Intel is best thought of as two businesses, where their historical dominance in one (actually fabricating semiconductors) protected their dominance in another (designing logic chips), despite not actually being the best at that.
Intel’s fabs represented the cutting edge in semiconductor manufacturing, and their superiority in that business almost killed AMD, who just couldn’t keep up. Eventually, AMD decided they wouldn’t try to keep up with cutting edge semiconductor manufacturing, and spun off their fabs as an independent company called Global Foundries in 2009.
But Intel hit a wall in progressing in semiconductor manufacturing, and made very slow progress with a new type of transistor known as a finFET, with lots of roadblocks and challenges. The biggest delays came around Intel’s 10nm process, where they never got yields quite to where they should have been, while other foundries like Samsung and TSMC passed them up. And so their actual CPU business suffered because AMD, now a fabless chip designer, could go all in on TSMC’s more advanced processes. Plus because they were fabless, they pioneered advanced packaging for “chiplet” designs where different pieces of silicon could be connected in a way that they acted like a single chip, but where the different components could be small enough that imperfections wouldn’t hurt yield as badly, and where they could mix and match the cheap processes and the expensive processes to the part of the “chip” that actually needed the performance and precision.
Meanwhile, Apple was competing with Qualcomm and Samsung in the mobile System on a Chip (SoC) systems for phones, and developed its own silicon expertise. Eventually, they were able to scale up performance (with TSMC’s help) to make a competitive laptop chip based on the principles of their mobile chip design (and then eventually desktop chips). That allowed them to stop buying Intel chips, and switch to their own designs, manufactured by TSMC. Qualcomm is also attempting to get into the laptop/small PC market by scaling up their mobile chip designs, also manufactured by TSMC.
Intel can get things right if it catches up with or surpasses TSMC in the next paradigm of semiconductor manufacturing. The transistors are changing from finFET (where TSMC has utter dominance) to GAAFET (where Intel, TSMC, and Samsung are all jockeying for position), and are trying out backside power (where the transistor gates are powered from underneath rather than from the cluttered top side). Intel has basically gone all in on their 18A process, and in a sense it’s a bit of a clean slate in their competition with TSMC (and to a lesser degree, Samsung, and a new company out of Japan named Rapidus), and possibly even with Chinese companies like SMIC.

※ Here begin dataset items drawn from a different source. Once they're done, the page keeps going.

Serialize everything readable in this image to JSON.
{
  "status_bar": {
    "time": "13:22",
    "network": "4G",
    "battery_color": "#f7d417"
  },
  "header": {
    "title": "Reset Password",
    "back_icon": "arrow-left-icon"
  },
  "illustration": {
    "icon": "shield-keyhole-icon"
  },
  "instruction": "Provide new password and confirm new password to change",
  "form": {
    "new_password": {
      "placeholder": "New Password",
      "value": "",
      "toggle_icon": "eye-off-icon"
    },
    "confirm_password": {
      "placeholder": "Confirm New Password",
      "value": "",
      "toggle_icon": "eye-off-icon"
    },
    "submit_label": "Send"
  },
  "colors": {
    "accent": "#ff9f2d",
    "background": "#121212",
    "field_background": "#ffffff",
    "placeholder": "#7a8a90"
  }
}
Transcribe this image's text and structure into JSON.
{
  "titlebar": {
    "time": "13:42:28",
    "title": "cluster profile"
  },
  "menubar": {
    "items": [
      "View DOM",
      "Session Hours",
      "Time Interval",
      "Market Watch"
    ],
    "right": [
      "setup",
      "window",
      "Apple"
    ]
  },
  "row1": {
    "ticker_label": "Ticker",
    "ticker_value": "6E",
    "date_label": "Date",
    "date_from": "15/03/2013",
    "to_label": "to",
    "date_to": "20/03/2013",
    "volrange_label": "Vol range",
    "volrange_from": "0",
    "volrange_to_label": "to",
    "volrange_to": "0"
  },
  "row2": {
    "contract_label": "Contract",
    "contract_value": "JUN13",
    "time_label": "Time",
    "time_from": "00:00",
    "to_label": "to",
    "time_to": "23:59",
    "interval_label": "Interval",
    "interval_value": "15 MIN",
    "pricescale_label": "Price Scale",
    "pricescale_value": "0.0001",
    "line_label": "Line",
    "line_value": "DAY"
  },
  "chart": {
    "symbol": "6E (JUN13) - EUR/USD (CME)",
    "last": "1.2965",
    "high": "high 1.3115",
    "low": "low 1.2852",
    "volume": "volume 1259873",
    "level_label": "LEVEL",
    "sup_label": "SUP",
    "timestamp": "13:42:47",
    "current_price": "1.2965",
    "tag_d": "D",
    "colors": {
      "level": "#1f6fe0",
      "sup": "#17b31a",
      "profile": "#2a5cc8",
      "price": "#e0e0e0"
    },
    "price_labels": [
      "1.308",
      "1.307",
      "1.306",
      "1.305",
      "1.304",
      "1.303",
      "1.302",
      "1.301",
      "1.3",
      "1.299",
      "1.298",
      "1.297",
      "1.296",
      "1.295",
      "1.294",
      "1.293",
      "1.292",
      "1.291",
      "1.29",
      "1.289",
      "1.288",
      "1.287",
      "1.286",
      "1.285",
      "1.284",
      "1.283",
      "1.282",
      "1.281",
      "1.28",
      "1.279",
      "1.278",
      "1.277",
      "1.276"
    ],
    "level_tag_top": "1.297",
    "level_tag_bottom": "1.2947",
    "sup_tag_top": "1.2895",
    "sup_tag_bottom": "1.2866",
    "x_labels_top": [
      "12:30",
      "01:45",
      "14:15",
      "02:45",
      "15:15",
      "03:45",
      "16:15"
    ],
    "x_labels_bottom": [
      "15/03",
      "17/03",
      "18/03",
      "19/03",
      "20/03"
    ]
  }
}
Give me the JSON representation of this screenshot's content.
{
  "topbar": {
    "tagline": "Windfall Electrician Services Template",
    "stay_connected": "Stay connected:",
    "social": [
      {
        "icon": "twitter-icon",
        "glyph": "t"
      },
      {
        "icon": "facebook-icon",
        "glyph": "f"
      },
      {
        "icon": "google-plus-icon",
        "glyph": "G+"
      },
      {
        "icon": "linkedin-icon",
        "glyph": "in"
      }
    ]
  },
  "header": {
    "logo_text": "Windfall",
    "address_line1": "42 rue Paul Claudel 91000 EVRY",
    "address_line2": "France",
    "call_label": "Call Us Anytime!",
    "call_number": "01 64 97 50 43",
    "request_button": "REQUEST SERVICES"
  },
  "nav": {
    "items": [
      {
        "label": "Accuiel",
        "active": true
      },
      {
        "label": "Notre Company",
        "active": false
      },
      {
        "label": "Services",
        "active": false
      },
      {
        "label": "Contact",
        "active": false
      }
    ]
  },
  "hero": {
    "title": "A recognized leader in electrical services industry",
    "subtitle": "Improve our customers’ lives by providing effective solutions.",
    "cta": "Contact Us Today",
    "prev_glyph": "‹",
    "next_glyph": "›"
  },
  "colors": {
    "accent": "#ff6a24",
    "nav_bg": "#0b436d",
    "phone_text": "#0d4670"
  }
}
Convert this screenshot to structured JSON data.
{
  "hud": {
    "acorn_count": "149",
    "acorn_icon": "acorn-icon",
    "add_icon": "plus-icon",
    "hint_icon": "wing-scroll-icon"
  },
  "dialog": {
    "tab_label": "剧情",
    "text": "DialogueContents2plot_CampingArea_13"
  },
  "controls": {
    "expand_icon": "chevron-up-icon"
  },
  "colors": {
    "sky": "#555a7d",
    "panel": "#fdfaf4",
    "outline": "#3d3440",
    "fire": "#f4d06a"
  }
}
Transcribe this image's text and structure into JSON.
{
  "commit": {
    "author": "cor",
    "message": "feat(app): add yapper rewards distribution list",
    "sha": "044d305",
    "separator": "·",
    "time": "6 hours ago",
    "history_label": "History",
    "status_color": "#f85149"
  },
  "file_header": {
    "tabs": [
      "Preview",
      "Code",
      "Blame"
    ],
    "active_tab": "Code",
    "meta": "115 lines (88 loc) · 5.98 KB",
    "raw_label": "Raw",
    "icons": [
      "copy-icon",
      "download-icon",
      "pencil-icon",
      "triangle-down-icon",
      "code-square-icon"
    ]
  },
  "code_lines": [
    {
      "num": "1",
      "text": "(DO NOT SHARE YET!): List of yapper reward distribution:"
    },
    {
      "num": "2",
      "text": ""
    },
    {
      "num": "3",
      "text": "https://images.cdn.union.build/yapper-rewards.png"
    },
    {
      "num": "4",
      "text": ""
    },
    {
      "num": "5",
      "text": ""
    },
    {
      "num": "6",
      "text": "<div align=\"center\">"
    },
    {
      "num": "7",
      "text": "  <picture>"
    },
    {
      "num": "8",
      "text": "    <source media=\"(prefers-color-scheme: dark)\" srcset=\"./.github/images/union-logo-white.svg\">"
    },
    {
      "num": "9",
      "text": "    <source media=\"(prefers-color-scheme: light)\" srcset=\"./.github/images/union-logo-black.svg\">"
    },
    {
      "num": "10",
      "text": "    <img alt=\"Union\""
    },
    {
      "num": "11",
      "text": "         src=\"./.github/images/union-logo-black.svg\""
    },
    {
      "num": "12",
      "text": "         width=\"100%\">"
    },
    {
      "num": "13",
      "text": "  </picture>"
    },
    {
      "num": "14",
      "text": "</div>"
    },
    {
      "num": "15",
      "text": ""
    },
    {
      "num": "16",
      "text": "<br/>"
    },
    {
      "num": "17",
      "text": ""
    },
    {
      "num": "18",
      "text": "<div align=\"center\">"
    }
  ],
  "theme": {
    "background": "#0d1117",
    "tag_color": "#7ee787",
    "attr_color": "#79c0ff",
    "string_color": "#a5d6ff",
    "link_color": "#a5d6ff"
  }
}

But there are negative external signs. Intel acknowledged that they don’t have a lot of outside customers signing up for foundry services, so they’re not exactly poaching any clients from TSMC. And if that’s happening while TSMC is making absurd profits, that must mean that those potential clients who have seen Intel’s tech under NDA might see that Intel is falling further behind from TSMC. At that point, Intel will struggle to compete on logic chips (CPUs against AMD and Apple and maybe Qualcomm, discrete GPUs against AMD and NVIDIA), if they’re all just paying TSMC to make the chips for them.
So I don’t think all of their layoffs make a ton of sense, but understand that they’re really trying to retake the lead on fabrication, with everything else a lesser priority.
The value a thing creates is only part of whether the investment into it is worth it.
It’s entirely possible that all of the money that is going into the AI bubble will create value that will ultimately benefit someone else, and that those who initially invested in it will have nothing to show for it.
In the late 90’s, U.S. regulatory reform around telecom prepared everyone for an explosion of investment in hard infrastructure assets around telecommunications: cell phones were starting to become a thing, consumer internet held a ton of promise. So telecom companies started digging trenches and laying fiber, at enormous expense to themselves. Most ended up in bankruptcy, and the actual assets eventually became owned by those who later bought those assets for pennies on the dollar, in bankruptcy auctions.
Some companies owned fiber routes that they didn’t even bother using, and in the early 2000’s there was a shitload of dark fiber scattered throughout the United States. Eventually the bandwidth needs of near universal broadband gave that old fiber some use. But the companies that built it had already collapsed.
If today’s AI companies can’t actually turn a profit, they’re going to be forced to sell off their expensive data at some point. Maybe someone else can make money with it. But the life cycle of this tech is much shorter than the telecom infrastructure I was describing earlier, so a stale LLM might very well become worthless within years. Or it’s only a stepping stone towards a distilled model that costs a fraction to run.
So as an investment case, I’m not seeing a compelling case for investing in AI today. Even if you agree that it will provide value, it doesn’t make sense to invest $10 to get $1 of value.